My girls love spaghetti too, but they are not big on tomato sauce. I need to keep working on that one. In the meantime, I thought I would try Angela Liddon’s quick creamy avocado pasta with basil, lemon, garlic, and olive oil. I stayed true to the recipe at the beginning, although I opted for just one clove of garlic (I wanted the kids to like this). Once everything was blended in the mini-chopper, it seemed thick and very lemony, so I added some extra olive oil, a few tablespoons of water, and a good handful of shredded parmesan. And suddenly, it tasted just like summer with all that fresh basil and olive oil. After mixing the sauce with the spaghetti I added about 1/3 cup of the starchy pasta water and topped it off with more parmesan. There was a lot of sauce — the recipe says it is for 2 servings of pasta; I made 3 servings of pasta and there was still sauce leftover.

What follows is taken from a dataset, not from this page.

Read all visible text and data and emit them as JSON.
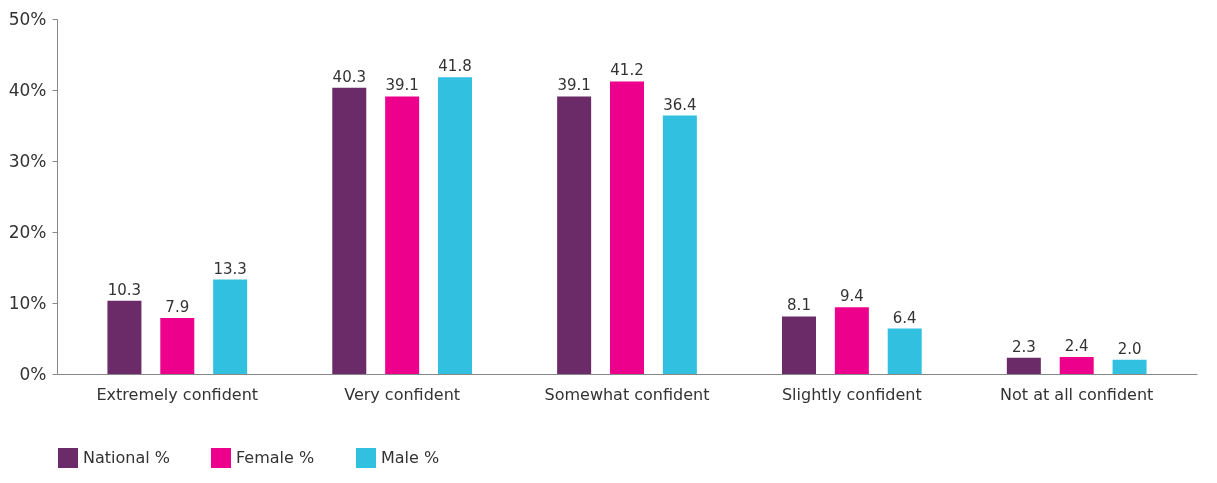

The verdict? Amazing! And so easy to make. Lauren was clearly thrown off by the green color, but she was fine after a few bites. Samantha loved this dish. But she also commented, “I wish it was bucatini instead of spaghetti!”. That’s my girl.

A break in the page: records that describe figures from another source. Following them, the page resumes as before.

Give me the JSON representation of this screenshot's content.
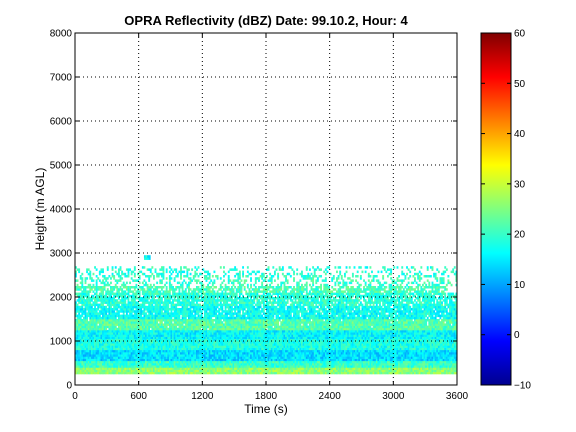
{
  "chart_data": {
    "type": "heatmap",
    "title": "OPRA Reflectivity (dBZ)  Date: 99.10.2, Hour: 4",
    "xlabel": "Time (s)",
    "ylabel": "Height (m AGL)",
    "xlim": [
      0,
      3600
    ],
    "ylim": [
      0,
      8000
    ],
    "xticks": [
      0,
      600,
      1200,
      1800,
      2400,
      3000,
      3600
    ],
    "yticks": [
      0,
      1000,
      2000,
      3000,
      4000,
      5000,
      6000,
      7000,
      8000
    ],
    "grid": true,
    "colormap": "jet",
    "colorbar": {
      "min": -10,
      "max": 60,
      "ticks": [
        -10,
        0,
        10,
        20,
        30,
        40,
        50,
        60
      ]
    },
    "bands": [
      {
        "y0": 250,
        "y1": 400,
        "dbz": 26,
        "xfrom": 0,
        "xto": 3600,
        "cover": 1.0
      },
      {
        "y0": 400,
        "y1": 550,
        "dbz": 20,
        "xfrom": 0,
        "xto": 3600,
        "cover": 1.0
      },
      {
        "y0": 550,
        "y1": 800,
        "dbz": 14,
        "xfrom": 0,
        "xto": 3600,
        "cover": 1.0
      },
      {
        "y0": 800,
        "y1": 1050,
        "dbz": 18,
        "xfrom": 0,
        "xto": 3600,
        "cover": 1.0
      },
      {
        "y0": 1050,
        "y1": 1250,
        "dbz": 16,
        "xfrom": 0,
        "xto": 3600,
        "cover": 1.0
      },
      {
        "y0": 1250,
        "y1": 1500,
        "dbz": 22,
        "xfrom": 0,
        "xto": 3600,
        "cover": 0.97
      },
      {
        "y0": 1500,
        "y1": 1800,
        "dbz": 17,
        "xfrom": 0,
        "xto": 3600,
        "cover": 0.9
      },
      {
        "y0": 1800,
        "y1": 2100,
        "dbz": 19,
        "xfrom": 0,
        "xto": 3600,
        "cover": 0.85
      },
      {
        "y0": 2100,
        "y1": 2250,
        "dbz": 21,
        "xfrom": 0,
        "xto": 3500,
        "cover": 0.7
      },
      {
        "y0": 2250,
        "y1": 2500,
        "dbz": 20,
        "xfrom": 0,
        "xto": 3600,
        "cover": 0.35
      },
      {
        "y0": 2500,
        "y1": 2700,
        "dbz": 19,
        "xfrom": 0,
        "xto": 3600,
        "cover": 0.28
      },
      {
        "y0": 2850,
        "y1": 2950,
        "dbz": 17,
        "xfrom": 650,
        "xto": 700,
        "cover": 1.0
      }
    ]
  }
}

Would be bucatini — my new love. I have eaten this variety of pasta in Italian restaurants, but had not seen it in the grocery store until recently. It is part of the new-ish Giada De Laurentiis line at Target, and it is fantastic. It’s like a very thick spaghetti with a hole running through the middle, so you can imagine the delight of my children when they discovered how much of a mess they could create while eating this food. I used this bucatini when trying out my second recipe of 2012 — Allison Fishman’s Linguine Vongole from her book, “You Can Trust a Skinny Cook”. It is a simple and wonderful clam sauce over pasta. You simply cannot go wrong with garlic, olive oil, and white wine. Period.